Herb-based seasonings. Garlic and onion powder are both sodium-free seasonings that many of my patients have found help to increase palatability while decreasing salt use. Black pepper; lemon and lime juice; salt-free herb mixes like Mrs. Dash; and spices like cumin, paprika, dill, chili powder, and ginger are also sodium-free or low-sodium alternatives that can help to alleviate blandness for someone new to a low-sodium diet. I recommend them often and use them in my own cooking at home.

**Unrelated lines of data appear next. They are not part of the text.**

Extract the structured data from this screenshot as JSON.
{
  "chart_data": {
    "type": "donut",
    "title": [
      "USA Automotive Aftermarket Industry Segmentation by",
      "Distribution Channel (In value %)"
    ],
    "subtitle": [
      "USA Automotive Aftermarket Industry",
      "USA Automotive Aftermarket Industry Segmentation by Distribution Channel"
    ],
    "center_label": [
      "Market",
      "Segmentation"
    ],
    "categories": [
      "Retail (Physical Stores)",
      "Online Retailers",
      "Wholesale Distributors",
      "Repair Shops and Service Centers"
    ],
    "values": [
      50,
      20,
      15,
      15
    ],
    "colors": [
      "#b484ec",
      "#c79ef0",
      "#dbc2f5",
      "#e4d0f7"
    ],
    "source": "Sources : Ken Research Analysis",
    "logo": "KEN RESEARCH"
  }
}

Plant-based diet. If the goal of care is to improve cardiovascular or kidney health, then I find that working with patients to increase intake of plant foods to be a helpful option. This way of eating encourages replacing highly processed foods that may be high in sodium and sugar with plants that tend to be higher in potassium and calcium. The Dietary Approaches to Stop Hypertension (DASH), Mediterranean, and other plant-based diets have been shown to increase cardiovascular and metabolic health by significantly decreasing serum lipids, blood pressure, and hemoglobin A1c and promoting weight loss. They have also been shown to increase the gut microbiome and promote increased cognitive function. 

I rarely encourage the use of added salt. However, research shows that putting down the salt shaker is probably not the most effective option to restrict sodium intake. For those who can cut back, these options can help keep food flavorful and patients compliant. 

Ms. Winfree is a renal dietitian in private practice in Mary Esther, Florida. She has disclosed no relevant financial relationships.

A version of this article appeared on Medscape.com.